At Indie Bio, a biotech accelerator, Program Director Ryan Bethencourt explained how they work intensively with new companies, often the first to bring a new technology to market, to switch them from technology development to making money as quickly as possible – “It’s hard to turn scientific discoveries into products the market wants”. Companies get a $250k investment, access to lab facilities and expert support, and typically stay with them only 4 months.
At Hampton Creek CEO and co-founder Josh Tetrick gave us an insight into the excitement and challenges of rapid scaling in fast moving consumer goods, and how you need to scale innovation as well as operations to keep a lead. The tour of their R&D facility was an eye opener.
Scaling that rapidly is not without its difficulties for Hampton Creek as there have been battles amongst the senior team and wobbles from their largest customer.
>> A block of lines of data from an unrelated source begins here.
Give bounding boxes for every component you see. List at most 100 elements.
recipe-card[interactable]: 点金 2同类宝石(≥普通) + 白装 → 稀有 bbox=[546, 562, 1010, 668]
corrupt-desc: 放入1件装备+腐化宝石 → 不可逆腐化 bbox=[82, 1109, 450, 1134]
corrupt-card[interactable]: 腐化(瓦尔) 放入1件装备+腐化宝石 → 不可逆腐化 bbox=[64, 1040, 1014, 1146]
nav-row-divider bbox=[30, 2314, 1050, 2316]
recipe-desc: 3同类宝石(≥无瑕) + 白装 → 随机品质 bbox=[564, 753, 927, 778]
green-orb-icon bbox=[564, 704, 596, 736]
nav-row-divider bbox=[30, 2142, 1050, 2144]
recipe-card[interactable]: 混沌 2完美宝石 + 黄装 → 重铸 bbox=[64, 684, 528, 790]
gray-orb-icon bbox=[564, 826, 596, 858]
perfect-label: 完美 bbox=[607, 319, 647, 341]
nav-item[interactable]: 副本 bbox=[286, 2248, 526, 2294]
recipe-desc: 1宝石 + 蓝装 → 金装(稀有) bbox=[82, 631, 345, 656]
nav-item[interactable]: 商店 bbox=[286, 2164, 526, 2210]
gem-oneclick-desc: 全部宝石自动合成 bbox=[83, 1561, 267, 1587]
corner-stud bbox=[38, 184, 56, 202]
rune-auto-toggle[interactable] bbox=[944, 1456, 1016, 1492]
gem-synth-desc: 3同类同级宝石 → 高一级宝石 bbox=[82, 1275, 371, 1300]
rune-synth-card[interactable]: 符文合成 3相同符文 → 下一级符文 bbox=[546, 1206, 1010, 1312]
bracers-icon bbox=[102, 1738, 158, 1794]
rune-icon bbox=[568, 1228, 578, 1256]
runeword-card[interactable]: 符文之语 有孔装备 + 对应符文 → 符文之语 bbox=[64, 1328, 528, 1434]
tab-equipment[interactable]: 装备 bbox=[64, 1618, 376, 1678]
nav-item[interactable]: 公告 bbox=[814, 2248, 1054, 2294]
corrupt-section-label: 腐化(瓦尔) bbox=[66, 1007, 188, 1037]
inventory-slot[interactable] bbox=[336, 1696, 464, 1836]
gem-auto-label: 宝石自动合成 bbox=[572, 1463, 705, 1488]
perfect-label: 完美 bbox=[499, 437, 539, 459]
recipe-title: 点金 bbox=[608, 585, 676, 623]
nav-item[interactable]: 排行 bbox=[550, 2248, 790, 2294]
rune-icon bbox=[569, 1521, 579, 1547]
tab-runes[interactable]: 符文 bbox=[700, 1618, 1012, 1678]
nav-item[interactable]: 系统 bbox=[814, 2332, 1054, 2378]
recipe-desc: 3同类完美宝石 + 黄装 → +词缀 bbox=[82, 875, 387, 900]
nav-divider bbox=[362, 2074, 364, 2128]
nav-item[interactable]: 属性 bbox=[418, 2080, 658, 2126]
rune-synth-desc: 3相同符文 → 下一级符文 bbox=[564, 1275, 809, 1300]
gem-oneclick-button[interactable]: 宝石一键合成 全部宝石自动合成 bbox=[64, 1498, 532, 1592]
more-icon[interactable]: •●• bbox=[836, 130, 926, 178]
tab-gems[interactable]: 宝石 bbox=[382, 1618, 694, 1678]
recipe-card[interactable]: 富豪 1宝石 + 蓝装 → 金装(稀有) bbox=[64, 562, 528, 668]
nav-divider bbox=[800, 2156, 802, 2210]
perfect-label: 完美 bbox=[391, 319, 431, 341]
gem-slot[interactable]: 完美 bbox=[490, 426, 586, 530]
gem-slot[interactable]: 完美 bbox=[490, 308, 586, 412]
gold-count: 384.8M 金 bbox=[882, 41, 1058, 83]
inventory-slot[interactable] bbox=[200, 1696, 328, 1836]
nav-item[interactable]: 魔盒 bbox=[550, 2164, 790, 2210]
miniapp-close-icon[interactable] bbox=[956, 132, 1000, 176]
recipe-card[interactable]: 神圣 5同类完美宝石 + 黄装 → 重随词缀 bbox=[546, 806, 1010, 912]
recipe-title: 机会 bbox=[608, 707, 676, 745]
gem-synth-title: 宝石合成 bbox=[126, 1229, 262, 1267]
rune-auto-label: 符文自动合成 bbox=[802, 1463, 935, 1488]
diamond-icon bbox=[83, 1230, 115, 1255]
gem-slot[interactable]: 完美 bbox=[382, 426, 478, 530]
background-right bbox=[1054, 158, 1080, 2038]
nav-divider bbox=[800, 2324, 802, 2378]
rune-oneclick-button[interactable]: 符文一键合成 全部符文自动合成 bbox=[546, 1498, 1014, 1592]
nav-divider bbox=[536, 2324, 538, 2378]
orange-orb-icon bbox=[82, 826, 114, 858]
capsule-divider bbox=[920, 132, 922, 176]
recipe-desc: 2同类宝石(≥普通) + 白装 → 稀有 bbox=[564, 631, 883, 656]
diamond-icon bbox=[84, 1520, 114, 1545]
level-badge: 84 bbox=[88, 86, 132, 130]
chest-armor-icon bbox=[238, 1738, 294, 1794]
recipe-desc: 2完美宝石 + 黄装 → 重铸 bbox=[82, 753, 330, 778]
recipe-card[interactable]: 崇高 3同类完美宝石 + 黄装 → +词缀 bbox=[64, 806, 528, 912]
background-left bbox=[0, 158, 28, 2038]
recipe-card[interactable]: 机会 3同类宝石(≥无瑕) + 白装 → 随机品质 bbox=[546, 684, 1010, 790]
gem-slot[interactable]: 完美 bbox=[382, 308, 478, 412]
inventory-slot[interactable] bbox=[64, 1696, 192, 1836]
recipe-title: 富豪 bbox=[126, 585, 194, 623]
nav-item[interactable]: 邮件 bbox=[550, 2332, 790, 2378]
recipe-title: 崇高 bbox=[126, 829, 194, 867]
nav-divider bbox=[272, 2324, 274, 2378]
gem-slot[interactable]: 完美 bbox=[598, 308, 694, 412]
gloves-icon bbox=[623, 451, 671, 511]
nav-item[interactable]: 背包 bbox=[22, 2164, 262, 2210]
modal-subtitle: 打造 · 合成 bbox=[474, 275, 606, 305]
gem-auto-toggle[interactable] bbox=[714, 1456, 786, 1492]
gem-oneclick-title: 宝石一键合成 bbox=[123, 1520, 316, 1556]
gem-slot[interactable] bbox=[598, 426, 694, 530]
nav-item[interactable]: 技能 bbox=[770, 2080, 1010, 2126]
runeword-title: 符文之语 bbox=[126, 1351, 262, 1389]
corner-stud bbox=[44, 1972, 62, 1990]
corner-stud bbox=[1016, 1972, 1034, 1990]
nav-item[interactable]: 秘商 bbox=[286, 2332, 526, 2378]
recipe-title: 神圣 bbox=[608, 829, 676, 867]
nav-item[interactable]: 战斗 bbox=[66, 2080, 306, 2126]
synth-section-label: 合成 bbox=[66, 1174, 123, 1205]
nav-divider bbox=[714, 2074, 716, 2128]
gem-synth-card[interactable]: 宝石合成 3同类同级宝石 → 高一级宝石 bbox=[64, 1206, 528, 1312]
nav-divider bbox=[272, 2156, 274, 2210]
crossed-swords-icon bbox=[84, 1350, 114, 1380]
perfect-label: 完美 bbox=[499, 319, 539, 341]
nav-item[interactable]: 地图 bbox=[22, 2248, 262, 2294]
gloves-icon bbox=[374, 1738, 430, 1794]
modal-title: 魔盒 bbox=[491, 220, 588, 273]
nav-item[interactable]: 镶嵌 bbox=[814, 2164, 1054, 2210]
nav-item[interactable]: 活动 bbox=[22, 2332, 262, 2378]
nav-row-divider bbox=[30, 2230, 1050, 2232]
In addition to these opportunities to hear from others, there were networking and pitching events every evening and space for one-to-one meetings with interested parties.
Quite a week!
What difference has it made to the companies?
It’s hard to turn scientific discoveries into products the market wants”
It will be some time before we know what impact the mission has had on the twenty companies.
We know that the 75 companies from the previous five missions have secured over £650m of follow on funding, and that 92% said the mission helped their business to grow faster. Having watched them in action, I am sure the results will be at least as good for this group.
Being together as a group, learning from each other and having time to think about their business strategy has been a real boost.
Over the week their pitches got stronger and sharper, and by learning each other’s pitch they were able to hunt as a pack in networking events to help each other make the right connections.
The companies were able to get quality follow up meetings, and several are already planning return trips for further discussions.
The missions show that UK cleantech SME’s can hold their own amongst the best in the world, and have the potential to grow and scale into globally important companies.